Те, кто ищет в политике императрицы признаки «прогрессивного» движения к демократии, просто плутают в лесу. Неудивительно, что, измотавшись как следует, покусанные комарами и изъеденные клещами, они обвиняют Екатерину в лицемерии. Не менее тупиковым представляется мне путь тех исследователей, кто приписывает кондициям верховников 1730 года или так называемой «конституции» Никиты Панина середины 60-х годов XVIII века революционное значение. Ограничение самодержавия аристократическим советом едва ли облагородило бы здание русской государственности, скорее приблизило бы страну к хаосу Польши. Такой аристократический совет был призван легитимировать случайно приобретенное влияние отдельных лиц и превратить его в охраняемый законом институциональный статус. Это все равно что наемный топ-менеджмент компании вдруг захотел бы обладать ею по частям и заставил бы собственника подписать соответствующие бумаги. Очевидно, что тогдашние собственники ЗАО «Российская империя», столкнувшиеся с «конституционными» проектами своих топ-менеджеров, были совершенно не готовы расставаться ни с властью, ни с собственностью. Анна Ивановна порвала кондиции и забыла о них. Екатерина же, не отдаляя Панина, игнорировала его мнение как малосущественное.

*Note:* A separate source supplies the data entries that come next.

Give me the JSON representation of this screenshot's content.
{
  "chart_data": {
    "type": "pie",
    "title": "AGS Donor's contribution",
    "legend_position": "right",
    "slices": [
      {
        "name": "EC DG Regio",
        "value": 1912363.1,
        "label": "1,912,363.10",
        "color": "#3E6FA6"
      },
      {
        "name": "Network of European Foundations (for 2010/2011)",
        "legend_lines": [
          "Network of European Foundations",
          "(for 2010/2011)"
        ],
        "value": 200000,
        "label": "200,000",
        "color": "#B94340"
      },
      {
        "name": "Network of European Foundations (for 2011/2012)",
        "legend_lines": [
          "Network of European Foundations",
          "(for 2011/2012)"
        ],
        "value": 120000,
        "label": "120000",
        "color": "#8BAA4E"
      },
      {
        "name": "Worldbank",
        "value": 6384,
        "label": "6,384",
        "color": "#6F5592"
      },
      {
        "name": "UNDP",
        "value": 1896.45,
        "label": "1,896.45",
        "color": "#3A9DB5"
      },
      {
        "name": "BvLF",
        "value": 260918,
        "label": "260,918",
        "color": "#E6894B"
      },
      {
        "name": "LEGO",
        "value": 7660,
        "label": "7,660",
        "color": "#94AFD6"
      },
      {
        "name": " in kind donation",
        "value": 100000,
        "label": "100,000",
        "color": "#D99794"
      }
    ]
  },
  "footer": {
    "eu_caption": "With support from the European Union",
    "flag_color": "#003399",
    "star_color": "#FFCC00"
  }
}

Она, очевидно, пыталась найти свой путь между деспотией, олигархией и демократией, которые считала одинаково негодными формами правления. Фактически Екатерина впервые в русской истории попыталась осознать особенность русской ситуации. Ход истории действительно передал в руки российских правителей беспрецедентные ресурсы, которые обеспечивали их полную автономию от народа. В то же время страна, ее элита, очевидно, стремились стать европейскими. В первой же главе своего «Наказа» 1767 года Екатерина безапелляционно провозглашает: «Россия есть Европейская держава». Для императрицы это была и данность, и цель. Страна, прорубившая окно в Европу, нуждалась в дальнейшей трансформации в соответствии с требованиями современной европейской политической мысли. Екатерининская революция, которая начиналась как национально-освободительная, постепенно перетекла в антидеспотическую.
Мыслить гуманно и как люди
В поисках образа недеспотической России императрицу ожидали горькие разочарования. Так, анализируя дискуссии в Уложенной комиссии по поводу крепостного права Екатерина пишет: «Предрасположение к деспотизму… прививается с самого раннего возраста к детям, которые видят, с какой жестокостью их родители обращаются со своими слугами. Ведь нет дома, в котором не было бы железных ошейников, цепей и разных других инструментов для пытки при малейшей провинности тех, кого природа поместила в этот несчастный класс, которому нельзя разбить свои цепи без преступления. Едва посмеешь сказать, что они такие же люди, как мы, и даже когда я сама это говорю, я рискую тем, что в меня станут бросать каменьями; чего я только не выстрадала от этого безрассудного и жестокого общества, когда в комиссии для составления нового Уложения стали обсуждать некоторые вопросы, относящиеся к этому предмету, и когда невежественные дворяне, число которых было неизмеримо больше, чем я могла когда-либо представить… стали догадываться, что эти вопросы могут привести к некоторому улучшению в настоящем положении земледельцев, разве мы не видели, как даже граф Александр Сергеевич Строганов, человек самый мягкий и, в сущности, самый гуманный… с негодованием и страстью защищал дело рабства… Я думаю, не было и двадцати человек, которые по этому предмету мыслили гуманно и как люди… Я думаю, мало людей в России даже подозревали, чтобы для слуг существовало другое состояние, кроме рабства».
От этих слов Екатерины веет безнадежностью и апатией. Но деспотизм, как она выяснит, – не только порождение господ, он коренится в качествах самого народа: «Неудивительно, что в России было среди государей много тиранов. Народ от природы беспокоен, неблагодарен и полон доносчиков и людей, которые под предлогом усердия ищут лишь, как обратить в свою пользу все подходящее… Человек, не имеющий воспитания, в подобном случае будет или слабым, или тираном, по мере его ума».